灰燼会の存在
灰燼会――その名を表に出す者はほとんどいない。だが、学院の闇を知る者であれば、誰もが噂程度には耳にしていた。
古い儀式を崇拝する秘匿団体。成立年代も目的も曖昧なまま、ただ一つの信条だけが流布する。
「魔術は言葉であり、祈りであり、捧げ物だ。式などによる抽象化は魂を殺す」
その思想は嘲笑ではなく、恐怖を伴って語られてきた。形式化された魔術理論は、彼らにとって神への冒涜であり、禁忌の触れ幅だった。

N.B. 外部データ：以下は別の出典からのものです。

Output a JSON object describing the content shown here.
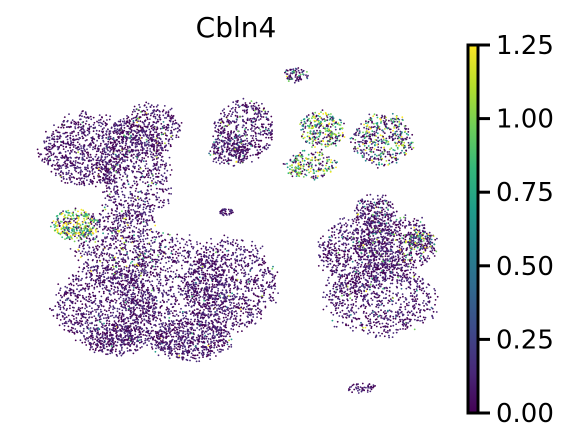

研究班閉鎖の噂が走った日、学院議会の議員の一人が密やかに退室していく。灰色の外套。袖に刺繍された燃え残りの灰の紋。誰も声をかけない。誰も目を合わせない。関われば、そこで人生が終わると知っているからだ。
彼らは講堂暴発事件を「恵み」と呼んだ。
祈りなき術が破滅を招いたという 証拠。
会合の円卓に報告が届くたび、低く湿った笑いが漏れたという。
「式は虚空を招く。理論は魂を焼く。ゆえに――燃やせ」
灰燼会は学院理事に献金を流す。貴族派の議員はそれを受け取り、票を買われたと自覚しながら沈黙する。
掲げられた議題はただ一つ。
「形式魔術の適用制限」
名目は安全措置。実質は異端審問。
ケイの名は議事録から慎重に消され、代わりに匿名の「危険な研究者」と表記された。だが誰もが知っている。誰のことを指すか。
ラクシアはその手口に覚えがあった。
十年前、彼女の恩師が同じ理論系統で焼き討ちに遭った。
研究棟ごと灰になり、後に残ったのは詠唱至上派の勝利という新聞の見出しだけ。
灰燼会は直接脅さない。
代償をちらつかせる。
噂を仕掛ける。
記録を書き換える。
中枢に潜り込み、制度そのものをゆっくりと腐らせる。
その日の夜、廃棄予定の研究区画で、薄暗いランプを前にしながらラクシアは息を吐いた。
「……あの灰の匂い、まだ消えてなかったのね」
その呟きは誰にも届かない。
ただ、冷えた研究机の上で、ケイが書いた未完成の式だけが淡く光を保っていた。